The exact scale of the contraction is impossible to forecast with any accuracy given uncertainty around the evolution of the spread of the virus, the way in which governments and individuals respond to that through social distancing, the economic implications and the monetary and fiscal response to alleviate the situation. However, a decline in global activity of between 10 and 20 per cent in the first half of 2020 is plausible. While risks are tilted heavily to the downside in the short term, activity is expected to begin recovering quickly in late-2020 and early 2021.
The unprecedented monetary and fiscal policy response is a collective attempt to minimise lasting damage from the lockdowns and to try and ensure that resources can be redeployed when activity recovers; hopefully in the second half of 2020. But they can only cushion the blow – there will inevitably be some longer-term impairment.

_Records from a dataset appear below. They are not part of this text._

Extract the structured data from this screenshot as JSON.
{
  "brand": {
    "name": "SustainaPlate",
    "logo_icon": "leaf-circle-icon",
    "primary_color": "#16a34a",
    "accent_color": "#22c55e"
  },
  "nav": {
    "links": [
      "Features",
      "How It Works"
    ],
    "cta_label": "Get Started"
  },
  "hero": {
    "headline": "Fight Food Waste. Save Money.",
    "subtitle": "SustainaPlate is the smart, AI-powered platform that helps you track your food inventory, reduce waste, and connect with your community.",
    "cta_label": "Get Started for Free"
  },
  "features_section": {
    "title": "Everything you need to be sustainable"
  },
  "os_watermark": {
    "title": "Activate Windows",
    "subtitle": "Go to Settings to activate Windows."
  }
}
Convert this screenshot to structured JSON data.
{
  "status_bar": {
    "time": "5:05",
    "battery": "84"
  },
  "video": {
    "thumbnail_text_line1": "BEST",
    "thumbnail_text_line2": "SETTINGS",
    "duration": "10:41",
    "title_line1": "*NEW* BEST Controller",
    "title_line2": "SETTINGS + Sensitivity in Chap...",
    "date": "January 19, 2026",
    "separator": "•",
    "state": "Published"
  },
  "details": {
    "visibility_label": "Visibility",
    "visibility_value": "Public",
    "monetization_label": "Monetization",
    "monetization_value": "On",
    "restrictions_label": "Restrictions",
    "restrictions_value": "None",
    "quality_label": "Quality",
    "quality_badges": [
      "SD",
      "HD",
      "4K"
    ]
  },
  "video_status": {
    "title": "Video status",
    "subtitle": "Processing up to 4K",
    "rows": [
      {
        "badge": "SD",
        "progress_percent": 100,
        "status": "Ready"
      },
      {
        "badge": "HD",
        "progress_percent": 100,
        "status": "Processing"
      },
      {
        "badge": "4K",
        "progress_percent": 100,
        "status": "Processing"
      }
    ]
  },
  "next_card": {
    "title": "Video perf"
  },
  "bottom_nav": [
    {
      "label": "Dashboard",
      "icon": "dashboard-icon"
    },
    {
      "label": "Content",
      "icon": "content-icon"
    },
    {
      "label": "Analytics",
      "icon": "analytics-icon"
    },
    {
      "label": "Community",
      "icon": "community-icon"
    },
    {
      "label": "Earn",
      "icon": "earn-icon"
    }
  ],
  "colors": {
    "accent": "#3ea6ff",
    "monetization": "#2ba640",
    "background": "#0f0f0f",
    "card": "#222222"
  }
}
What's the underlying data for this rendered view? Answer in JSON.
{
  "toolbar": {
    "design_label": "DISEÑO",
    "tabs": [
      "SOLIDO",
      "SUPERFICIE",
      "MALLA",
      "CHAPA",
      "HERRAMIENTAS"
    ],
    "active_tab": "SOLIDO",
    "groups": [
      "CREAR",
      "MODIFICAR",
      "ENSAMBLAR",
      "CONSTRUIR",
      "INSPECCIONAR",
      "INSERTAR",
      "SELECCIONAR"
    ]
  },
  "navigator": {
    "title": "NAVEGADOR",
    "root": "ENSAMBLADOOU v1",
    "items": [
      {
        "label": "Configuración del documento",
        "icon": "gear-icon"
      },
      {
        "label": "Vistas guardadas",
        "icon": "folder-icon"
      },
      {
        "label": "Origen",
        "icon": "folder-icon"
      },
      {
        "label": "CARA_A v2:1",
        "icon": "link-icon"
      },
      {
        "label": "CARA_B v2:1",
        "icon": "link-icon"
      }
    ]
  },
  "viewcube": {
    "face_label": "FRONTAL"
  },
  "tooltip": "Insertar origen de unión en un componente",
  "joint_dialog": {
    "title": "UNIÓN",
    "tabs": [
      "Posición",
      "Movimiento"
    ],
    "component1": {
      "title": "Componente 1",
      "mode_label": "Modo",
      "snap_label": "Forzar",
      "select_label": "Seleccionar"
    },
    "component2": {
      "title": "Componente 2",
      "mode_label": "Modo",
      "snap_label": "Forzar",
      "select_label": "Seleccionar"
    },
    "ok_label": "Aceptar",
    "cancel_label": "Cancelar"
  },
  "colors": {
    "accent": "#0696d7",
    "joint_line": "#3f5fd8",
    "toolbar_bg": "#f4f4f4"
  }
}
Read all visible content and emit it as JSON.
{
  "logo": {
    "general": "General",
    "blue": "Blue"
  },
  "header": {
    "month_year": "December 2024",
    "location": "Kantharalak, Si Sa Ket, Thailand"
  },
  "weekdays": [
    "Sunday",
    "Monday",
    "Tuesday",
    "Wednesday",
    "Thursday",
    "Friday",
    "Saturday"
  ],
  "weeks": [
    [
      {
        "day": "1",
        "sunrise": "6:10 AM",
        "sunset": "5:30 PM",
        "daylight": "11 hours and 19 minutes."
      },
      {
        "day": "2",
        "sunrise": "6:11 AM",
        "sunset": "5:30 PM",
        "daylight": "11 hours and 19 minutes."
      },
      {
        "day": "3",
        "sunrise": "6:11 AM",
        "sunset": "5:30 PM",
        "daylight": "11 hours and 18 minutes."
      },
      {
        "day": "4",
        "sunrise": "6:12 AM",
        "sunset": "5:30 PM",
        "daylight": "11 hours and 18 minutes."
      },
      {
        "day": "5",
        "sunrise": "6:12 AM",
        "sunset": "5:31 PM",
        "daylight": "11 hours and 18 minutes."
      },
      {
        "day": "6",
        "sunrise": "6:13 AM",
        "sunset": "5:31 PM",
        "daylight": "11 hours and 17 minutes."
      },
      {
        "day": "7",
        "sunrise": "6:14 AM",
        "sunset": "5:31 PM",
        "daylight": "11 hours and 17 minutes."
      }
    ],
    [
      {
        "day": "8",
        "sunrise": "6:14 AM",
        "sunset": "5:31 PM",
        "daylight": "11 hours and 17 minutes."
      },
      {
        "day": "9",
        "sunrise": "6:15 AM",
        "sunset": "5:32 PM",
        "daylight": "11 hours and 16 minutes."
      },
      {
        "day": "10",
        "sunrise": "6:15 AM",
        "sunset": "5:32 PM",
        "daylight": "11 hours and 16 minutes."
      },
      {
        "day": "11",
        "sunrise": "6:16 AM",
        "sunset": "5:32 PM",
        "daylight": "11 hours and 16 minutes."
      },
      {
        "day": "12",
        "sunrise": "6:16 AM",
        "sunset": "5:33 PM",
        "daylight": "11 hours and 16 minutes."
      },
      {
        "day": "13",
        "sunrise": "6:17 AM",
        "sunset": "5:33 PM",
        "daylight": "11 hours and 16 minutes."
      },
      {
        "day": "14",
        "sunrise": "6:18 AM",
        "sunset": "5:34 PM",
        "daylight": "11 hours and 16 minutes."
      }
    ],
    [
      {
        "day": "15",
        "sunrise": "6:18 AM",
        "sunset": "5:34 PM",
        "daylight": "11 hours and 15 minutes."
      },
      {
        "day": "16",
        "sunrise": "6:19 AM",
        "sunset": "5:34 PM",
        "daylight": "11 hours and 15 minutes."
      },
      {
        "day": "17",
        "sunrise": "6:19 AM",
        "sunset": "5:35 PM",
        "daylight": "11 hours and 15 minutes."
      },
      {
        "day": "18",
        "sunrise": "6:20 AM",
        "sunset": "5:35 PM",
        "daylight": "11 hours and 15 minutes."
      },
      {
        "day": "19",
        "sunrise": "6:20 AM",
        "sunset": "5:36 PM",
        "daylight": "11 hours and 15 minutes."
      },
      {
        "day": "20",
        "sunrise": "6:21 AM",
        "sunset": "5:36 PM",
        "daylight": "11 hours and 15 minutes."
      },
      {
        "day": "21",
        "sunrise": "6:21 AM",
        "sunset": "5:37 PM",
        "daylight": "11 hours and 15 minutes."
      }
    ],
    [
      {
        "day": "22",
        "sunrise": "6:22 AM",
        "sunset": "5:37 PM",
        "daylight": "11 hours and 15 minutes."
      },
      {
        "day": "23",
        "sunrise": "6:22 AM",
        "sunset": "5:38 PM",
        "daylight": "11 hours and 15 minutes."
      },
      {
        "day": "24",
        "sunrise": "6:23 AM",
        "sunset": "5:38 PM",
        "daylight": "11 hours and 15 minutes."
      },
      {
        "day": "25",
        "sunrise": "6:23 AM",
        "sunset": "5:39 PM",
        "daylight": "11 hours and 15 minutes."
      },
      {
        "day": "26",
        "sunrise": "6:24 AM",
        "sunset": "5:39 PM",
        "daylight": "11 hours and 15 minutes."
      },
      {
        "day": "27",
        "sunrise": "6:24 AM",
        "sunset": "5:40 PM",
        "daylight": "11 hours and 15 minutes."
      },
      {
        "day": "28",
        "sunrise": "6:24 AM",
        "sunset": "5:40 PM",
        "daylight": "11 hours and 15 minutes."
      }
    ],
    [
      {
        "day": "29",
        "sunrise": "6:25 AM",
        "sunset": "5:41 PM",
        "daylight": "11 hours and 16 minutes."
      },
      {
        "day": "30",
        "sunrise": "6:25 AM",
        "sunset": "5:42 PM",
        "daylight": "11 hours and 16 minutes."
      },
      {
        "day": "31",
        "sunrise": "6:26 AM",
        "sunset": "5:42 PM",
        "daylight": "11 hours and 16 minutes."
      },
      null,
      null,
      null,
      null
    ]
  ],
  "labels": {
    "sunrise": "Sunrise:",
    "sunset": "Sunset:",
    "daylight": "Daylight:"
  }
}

In such challenging conditions, our investment strategies should aim to preserve capital and look for opportunities where balance sheets are strong and where good quality assets have been oversold.
Michael Grady, head of investment strategy and chief economist at Aviva Investors, said:
“We have increased our preference to be overweight government bonds, reflecting our view central banks will continue to act to maintain easy monetary conditions, and at the same time allow fiscal space to be created without higher yields. Our modest underweight equity allocation reflects our concern that economic weakness will translate into historically weak corporate earnings in 2020, which we do not think markets are fully discounting at this time.
We have moved to a more cautious stance in our currency allocation, with a preference to be long Japanese yen and short other Asian currencies. We have a neutral view across credit, where corporate bonds spreads have widened sharply, but where there is now significant support from central bank asset purchase programmes.”